Beyond the extra commercials, I suppose players, coaches and managers would argue that since the stakes of these games are much higher, that it should be understood that players should be permitted a bit more time to get themselves set for pitching and batting. To some extent I’d agree with that, but these games appear to be taking that to an extreme. The mid-inning pitching changes aren’t helping, and the three-batter rule does almost nothing to increase pace of play, as noted in this 2020 article by Cliff Corcoran in The Athletic in analyzing pitcher appearances in 2019:

... while there were 2,162 pitching appearances that lasted fewer than three batters in 2019, 1,471 of them concluded with the end of an inning or the end of the game. That leaves just 691 appearances that the three-batter minimum would have extended, and that’s before searching that sample for outings that ended in injury and thus also would have been exempt from the rule.

Over the course of the 2,429 major-league games played in 2019, those 691 pitching appearances work out to just one every 3 1/2 games. If, in every case, the new rule eliminated the mid-inning pitching change entirely, it would have made the average time of a major-league game in 2019 (drumroll, please) … 34 seconds shorter.

Thirty. Four. Seconds.

I don’t have data for 2021 but I can’t imagine it’s much different. All of Rob Manfred’s attempts to improve pace of play — the automatic intentional walk, limiting of mound visits and the three-batter rule — snip literally seconds off game time.

Which is why I come back, as always, to the pitch clock. That is the single biggest way to speed up pace of play. Players have resisted this change, but a pitch clock is now being used in most of the minor leagues and will be tested out in the Arizona Fall League, which begins play this afternoon.

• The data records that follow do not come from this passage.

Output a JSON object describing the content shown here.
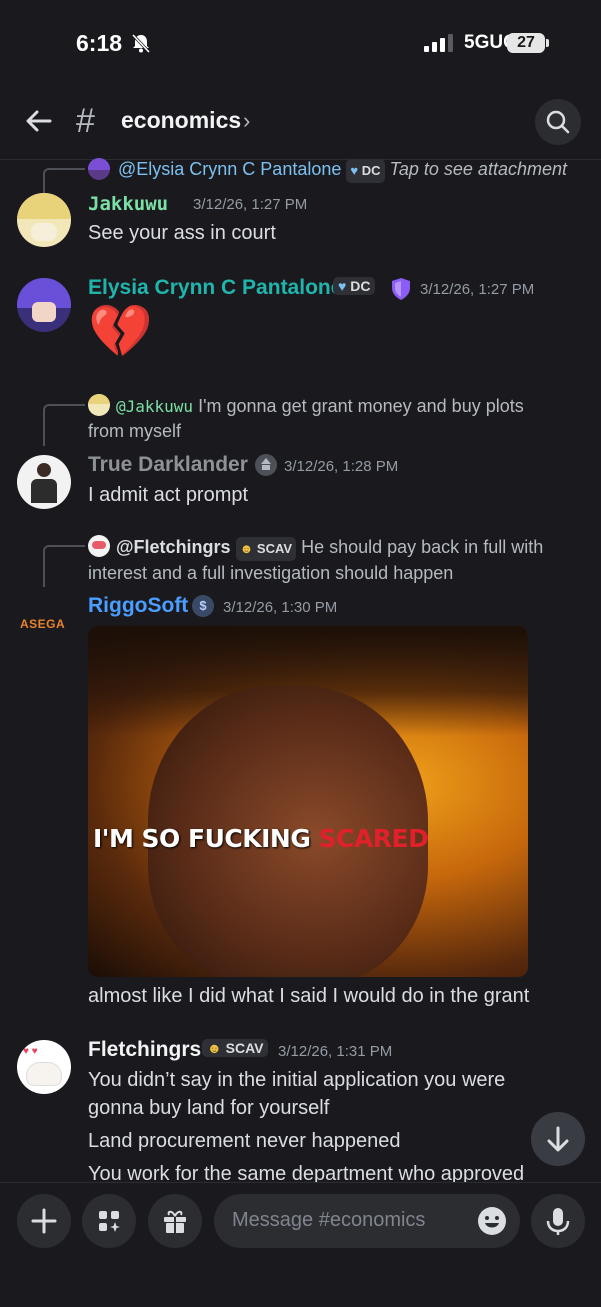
{
  "status_bar": {
    "time": "6:18",
    "network": "5GUC",
    "battery": "27"
  },
  "header": {
    "channel": "economics",
    "chevron": "›"
  },
  "messages": [
    {
      "reply_mention": "@Elysia Crynn C Pantalone",
      "reply_tag": "DC",
      "reply_text": "Tap to see attachment"
    },
    {
      "author": "Jakkuwu",
      "timestamp": "3/12/26, 1:27 PM",
      "text": "See your ass in court"
    },
    {
      "author": "Elysia Crynn C Pantalone",
      "tag": "DC",
      "timestamp": "3/12/26, 1:27 PM",
      "emoji": "💔"
    },
    {
      "reply_mention": "@Jakkuwu",
      "reply_text_1": "I'm gonna get grant money and buy plots",
      "reply_text_2": "from myself",
      "author": "True Darklander",
      "timestamp": "3/12/26, 1:28 PM",
      "text": "I admit act prompt"
    },
    {
      "reply_mention": "@Fletchingrs",
      "reply_tag": "SCAV",
      "reply_text_1": "He should pay back in full with",
      "reply_text_2": "interest and a full investigation should happen",
      "author": "RiggoSoft",
      "avatar_text": "ASEGA",
      "timestamp": "3/12/26, 1:30 PM",
      "image_caption_white": "I'M SO FUCKING ",
      "image_caption_red": "SCARED",
      "text": "almost like I did what I said I would do in the grant"
    },
    {
      "author": "Fletchingrs",
      "tag": "SCAV",
      "timestamp": "3/12/26, 1:31 PM",
      "line1": "You didn’t say in the initial application you were",
      "line2": "gonna buy land for yourself",
      "line3": "Land procurement never happened",
      "line4": "You work for the same department who approved"
    }
  ],
  "composer": {
    "placeholder": "Message #economics"
  },
  "colors": {
    "background": "#1a1a1e",
    "jakkuwu": "#7be0a6",
    "elysia": "#1fb5ad",
    "darklander": "#8e9297",
    "riggosoft": "#4a9eff",
    "fletchingrs": "#f2f3f5",
    "mention": "#7cc0f0"
  }
}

Most likely, a pitch clock will be part of the MLB/MLBPA collective-bargaining negotiations this fall. I hope they institute it. I love baseball, but these dragged-out postseason games aren’t good for the sport. Some might say, “It’s more baseball!” But it really isn’t: It’s the same amount of baseball (nine innings), only longer.

I hope the pitch clock is instituted in Major League Baseball for the 2022 season. We’ll all enjoy the games more.